Relazione di apertura Anno Accademico ICLeS – Mestre
L’argomento scelto per il lavoro del prossimo anno – che introduco e che oggi presenteremo sotto varie angolature – è Inibizione, atto, desiderio : difficoltà e risorse della cura.
Esso evoca subito – e volutamente – il titolo di uno scritto di Freud del 1925 (noto penso a tutti voi) ossia “Inibizione, sintomo, angoscia”. Sarà sicuramente un testo di riferimento per le nostre lezioni, forse quello fondamentale.
Cercherò di mettere a fuoco qualcosa su ciascuno di questi tre concetti e significanti, partendo dal primo, INIBIZIONE. Non è tuttavia una priorità in senso logico perché, volendo essere rigorosi, bisognerebbe partire dal DESIDERIO : infatti se non vi fosse all’origine un desiderio – un desiderio rimosso, che anima il soggetto, non vi sarebbero come (sua) conseguenza né l’inibizione, né l’atto . Tuttavia non è tanto in una prospettiva diacronica, quanto piuttosto nel loro annodamento topologico che dobbiamo affrontare questi concetti : il desiderio, infatti, si struttura grazie a quella rimozione originaria che, inibendo le vie di scarica immediata del bisogno, lo incanala, lo regola e lo rallenta lungo alcuni percorsi pulsionali.
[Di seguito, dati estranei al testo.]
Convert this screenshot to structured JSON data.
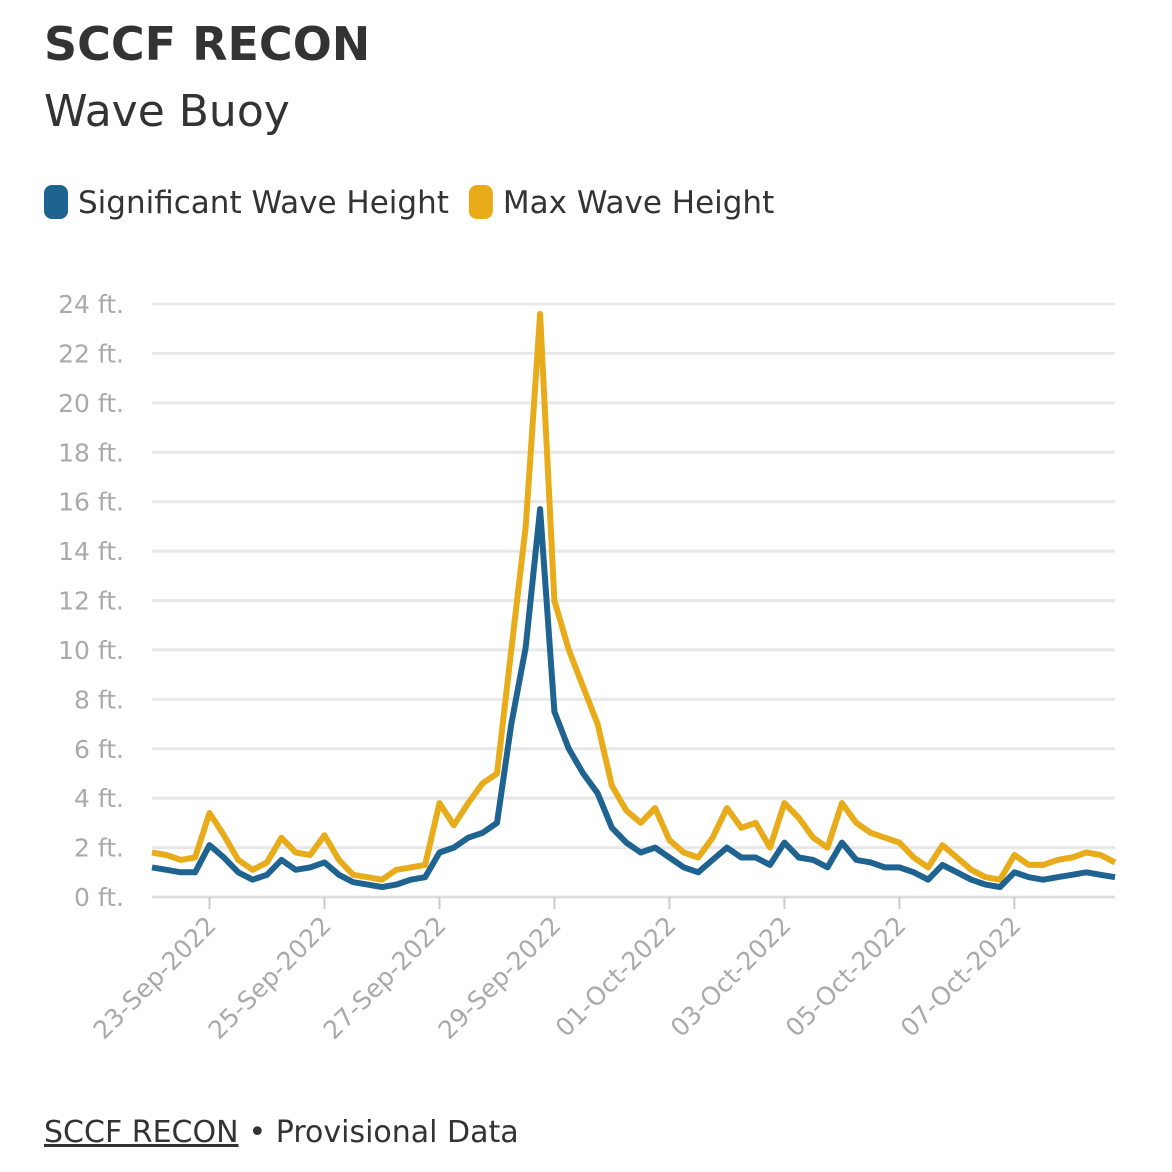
{
  "chart_data": {
    "type": "line",
    "title": "SCCF RECON",
    "subtitle": "Wave Buoy",
    "source": "SCCF RECON",
    "source_note": "• Provisional Data",
    "x": [
      "2022-09-22T00:00",
      "2022-09-22T06:00",
      "2022-09-22T12:00",
      "2022-09-22T18:00",
      "2022-09-23T00:00",
      "2022-09-23T06:00",
      "2022-09-23T12:00",
      "2022-09-23T18:00",
      "2022-09-24T00:00",
      "2022-09-24T06:00",
      "2022-09-24T12:00",
      "2022-09-24T18:00",
      "2022-09-25T00:00",
      "2022-09-25T06:00",
      "2022-09-25T12:00",
      "2022-09-25T18:00",
      "2022-09-26T00:00",
      "2022-09-26T06:00",
      "2022-09-26T12:00",
      "2022-09-26T18:00",
      "2022-09-27T00:00",
      "2022-09-27T06:00",
      "2022-09-27T12:00",
      "2022-09-27T18:00",
      "2022-09-28T00:00",
      "2022-09-28T06:00",
      "2022-09-28T12:00",
      "2022-09-28T18:00",
      "2022-09-29T00:00",
      "2022-09-29T06:00",
      "2022-09-29T12:00",
      "2022-09-29T18:00",
      "2022-09-30T00:00",
      "2022-09-30T06:00",
      "2022-09-30T12:00",
      "2022-09-30T18:00",
      "2022-10-01T00:00",
      "2022-10-01T06:00",
      "2022-10-01T12:00",
      "2022-10-01T18:00",
      "2022-10-02T00:00",
      "2022-10-02T06:00",
      "2022-10-02T12:00",
      "2022-10-02T18:00",
      "2022-10-03T00:00",
      "2022-10-03T06:00",
      "2022-10-03T12:00",
      "2022-10-03T18:00",
      "2022-10-04T00:00",
      "2022-10-04T06:00",
      "2022-10-04T12:00",
      "2022-10-04T18:00",
      "2022-10-05T00:00",
      "2022-10-05T06:00",
      "2022-10-05T12:00",
      "2022-10-05T18:00",
      "2022-10-06T00:00",
      "2022-10-06T06:00",
      "2022-10-06T12:00",
      "2022-10-06T18:00",
      "2022-10-07T00:00",
      "2022-10-07T06:00",
      "2022-10-07T12:00",
      "2022-10-07T18:00",
      "2022-10-08T00:00",
      "2022-10-08T06:00",
      "2022-10-08T12:00",
      "2022-10-08T18:00"
    ],
    "series": [
      {
        "name": "Significant Wave Height",
        "color": "#1f6391",
        "values": [
          1.2,
          1.1,
          1.0,
          1.0,
          2.1,
          1.6,
          1.0,
          0.7,
          0.9,
          1.5,
          1.1,
          1.2,
          1.4,
          0.9,
          0.6,
          0.5,
          0.4,
          0.5,
          0.7,
          0.8,
          1.8,
          2.0,
          2.4,
          2.6,
          3.0,
          7.0,
          10.1,
          15.7,
          7.5,
          6.0,
          5.0,
          4.2,
          2.8,
          2.2,
          1.8,
          2.0,
          1.6,
          1.2,
          1.0,
          1.5,
          2.0,
          1.6,
          1.6,
          1.3,
          2.2,
          1.6,
          1.5,
          1.2,
          2.2,
          1.5,
          1.4,
          1.2,
          1.2,
          1.0,
          0.7,
          1.3,
          1.0,
          0.7,
          0.5,
          0.4,
          1.0,
          0.8,
          0.7,
          0.8,
          0.9,
          1.0,
          0.9,
          0.8
        ]
      },
      {
        "name": "Max Wave Height",
        "color": "#e8ac1b",
        "values": [
          1.8,
          1.7,
          1.5,
          1.6,
          3.4,
          2.5,
          1.5,
          1.1,
          1.4,
          2.4,
          1.8,
          1.7,
          2.5,
          1.5,
          0.9,
          0.8,
          0.7,
          1.1,
          1.2,
          1.3,
          3.8,
          2.9,
          3.8,
          4.6,
          5.0,
          10.0,
          15.0,
          23.6,
          12.0,
          10.0,
          8.5,
          7.0,
          4.5,
          3.5,
          3.0,
          3.6,
          2.3,
          1.8,
          1.6,
          2.4,
          3.6,
          2.8,
          3.0,
          2.0,
          3.8,
          3.2,
          2.4,
          2.0,
          3.8,
          3.0,
          2.6,
          2.4,
          2.2,
          1.6,
          1.2,
          2.1,
          1.6,
          1.1,
          0.8,
          0.7,
          1.7,
          1.3,
          1.3,
          1.5,
          1.6,
          1.8,
          1.7,
          1.4
        ]
      }
    ],
    "xlim": [
      "2022-09-22T00:00",
      "2022-10-08T18:00"
    ],
    "xticks": [
      {
        "value": "2022-09-23T00:00",
        "label": "23-Sep-2022"
      },
      {
        "value": "2022-09-25T00:00",
        "label": "25-Sep-2022"
      },
      {
        "value": "2022-09-27T00:00",
        "label": "27-Sep-2022"
      },
      {
        "value": "2022-09-29T00:00",
        "label": "29-Sep-2022"
      },
      {
        "value": "2022-10-01T00:00",
        "label": "01-Oct-2022"
      },
      {
        "value": "2022-10-03T00:00",
        "label": "03-Oct-2022"
      },
      {
        "value": "2022-10-05T00:00",
        "label": "05-Oct-2022"
      },
      {
        "value": "2022-10-07T00:00",
        "label": "07-Oct-2022"
      }
    ],
    "ylim": [
      0,
      24
    ],
    "yticks": [
      {
        "value": 0,
        "label": "0 ft."
      },
      {
        "value": 2,
        "label": "2 ft."
      },
      {
        "value": 4,
        "label": "4 ft."
      },
      {
        "value": 6,
        "label": "6 ft."
      },
      {
        "value": 8,
        "label": "8 ft."
      },
      {
        "value": 10,
        "label": "10 ft."
      },
      {
        "value": 12,
        "label": "12 ft."
      },
      {
        "value": 14,
        "label": "14 ft."
      },
      {
        "value": 16,
        "label": "16 ft."
      },
      {
        "value": 18,
        "label": "18 ft."
      },
      {
        "value": 20,
        "label": "20 ft."
      },
      {
        "value": 22,
        "label": "22 ft."
      },
      {
        "value": 24,
        "label": "24 ft."
      }
    ],
    "grid": true
  }
}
Così il fiume in piena del bisogno trova degli sbarramenti, delle dighe : è l’intervento dell’Altro, come istanza simbolica, che introduce questa operazione, ossia il processo di umanizzazione dell’essere umano.
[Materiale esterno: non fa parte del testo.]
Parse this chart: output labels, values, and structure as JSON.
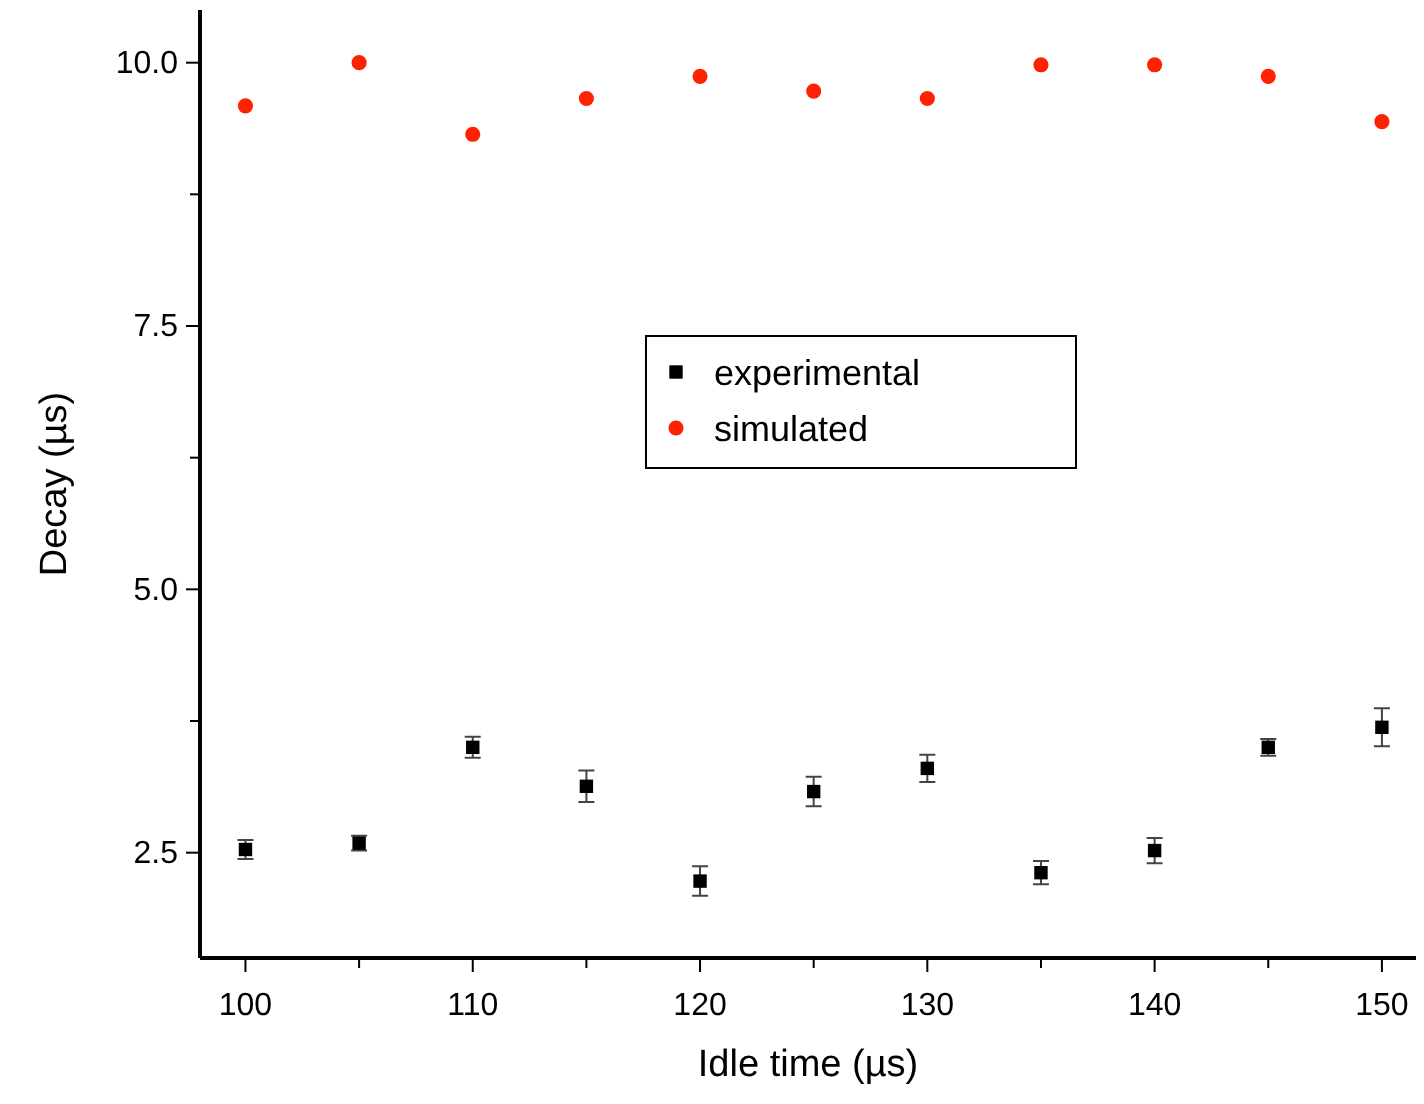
{
  "chart_data": {
    "type": "scatter",
    "xlabel": "Idle time (µs)",
    "ylabel": "Decay (µs)",
    "x": [
      100,
      105,
      110,
      115,
      120,
      125,
      130,
      135,
      140,
      145,
      150
    ],
    "series": [
      {
        "name": "experimental",
        "color": "#000000",
        "marker": "square",
        "values": [
          2.53,
          2.59,
          3.5,
          3.13,
          2.23,
          3.08,
          3.3,
          2.31,
          2.52,
          3.5,
          3.69
        ],
        "errors": [
          0.09,
          0.07,
          0.1,
          0.15,
          0.14,
          0.14,
          0.13,
          0.11,
          0.12,
          0.08,
          0.18
        ]
      },
      {
        "name": "simulated",
        "color": "#ff2200",
        "marker": "circle",
        "values": [
          9.59,
          10.0,
          9.32,
          9.66,
          9.87,
          9.73,
          9.66,
          9.98,
          9.98,
          9.87,
          9.44
        ]
      }
    ],
    "xlim": [
      98,
      151.5
    ],
    "ylim": [
      1.5,
      10.5
    ],
    "xticks": [
      100,
      {
        "value": 105,
        "label": null
      },
      110,
      {
        "value": 115,
        "label": null
      },
      120,
      {
        "value": 125,
        "label": null
      },
      130,
      {
        "value": 135,
        "label": null
      },
      140,
      {
        "value": 145,
        "label": null
      },
      150
    ],
    "yticks": [
      2.5,
      {
        "value": 3.75,
        "label": null
      },
      {
        "value": 5,
        "label": "5.0"
      },
      {
        "value": 6.25,
        "label": null
      },
      7.5,
      {
        "value": 8.75,
        "label": null
      },
      {
        "value": 10,
        "label": "10.0"
      }
    ],
    "grid": false,
    "legend": "center"
  }
}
In ogni caso, possiamo dire e verificare nella clinica che questi sono due possibili destini del desiderio, alternanti e molto variegati nelle loro forme singolari e sintomatiche : l’inibizione è una risposta dell’Io al presentificarsi del desiderio, l’atto è un’altra risposta, e la diversità radicale tra esse attiene agli effetti e alle ricadute che si producono per il soggetto. Mortificato nella /dalla inibizione, vivificato nell’atto e da esso.
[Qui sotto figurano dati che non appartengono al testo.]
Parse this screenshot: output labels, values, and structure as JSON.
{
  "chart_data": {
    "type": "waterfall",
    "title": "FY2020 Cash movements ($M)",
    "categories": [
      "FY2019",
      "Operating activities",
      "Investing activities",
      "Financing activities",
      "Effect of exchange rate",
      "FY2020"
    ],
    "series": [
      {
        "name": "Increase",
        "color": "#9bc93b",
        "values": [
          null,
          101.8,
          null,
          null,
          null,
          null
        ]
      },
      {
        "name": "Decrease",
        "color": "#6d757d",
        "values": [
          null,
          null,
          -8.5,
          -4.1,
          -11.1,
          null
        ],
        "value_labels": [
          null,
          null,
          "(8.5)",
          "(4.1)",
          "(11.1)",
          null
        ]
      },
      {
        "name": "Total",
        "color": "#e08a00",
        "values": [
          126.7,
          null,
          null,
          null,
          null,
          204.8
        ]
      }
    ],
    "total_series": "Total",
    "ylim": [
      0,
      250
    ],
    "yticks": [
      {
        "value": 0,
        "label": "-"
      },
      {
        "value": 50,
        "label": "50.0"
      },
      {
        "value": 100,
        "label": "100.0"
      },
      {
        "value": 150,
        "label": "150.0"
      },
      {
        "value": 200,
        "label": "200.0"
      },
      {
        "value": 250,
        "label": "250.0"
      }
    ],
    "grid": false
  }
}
Intendiamo infatti l’atto come un concretizzarsi dell’intenzione , un autorizzarsi del soggetto rispetto al proprio desiderio, un momento logico in cui cade l’Altro immaginario – l’altro del permesso, del giudizio ecc.- .
Il soggetto si arrischia, si tuffa nel reale, affronta l’impedimento immaginario, compie un passo che va oltre…
Sintetizzando molto, si può dire che è tutto il percorso di un’analisi, è quanto ci si attende che avvenga grazie ad essa : l’uscita dall’ inibizione attraverso l’atto, non una azione qualunque, non la ripetizione della stessa azione, ma un atto nuovo, consono, un atto istituente per il soggetto, un atto che testimonia, innanzitutto a lui stesso, una propria possibilità di presenza e di presa nel mondo, un atto che lo affranca – anche solo per un momento – dalla sua alienazione all’Altro.
Penso che l’inibizione stia alle difficoltà della cura come l’atto sta alle sue risorse.
La questione è complessa poiché l’etica della cura esige che lo psicoanalista si interroghi non solo sul soggetto che incontra e che ascolta, ma anche e assiduamente, sul proprio operare e i propri interventi, non dando niente per scontato, né sul piano del sapere né su quello dell’esperienza. Se ci si mantiene sull’asse dell’etica – perciò di quella onestà nella clinica che Freud ha insegnato – ci si può accorgere, a volte, che una nostra propria inibizione all’atto, un cedimento del nostro desiderio ostacolano lo svolgimento di una cura o i progressi di essa.
Luis Izcovich nel testo “ Il corpo e i sembianti (p.53)” dice “…il desiderio dell’analista può determinare il desiderio del soggetto. Lacan si interessa al desiderio dell’analista nel senso in cui esso costituisce l’elemento determinante del divenire del desiderio del soggetto nell’esperienza analitica e per indicare che esso costituisce l’asse essenziale da mantenere nell’analisi, ossia l’asse del transfert”.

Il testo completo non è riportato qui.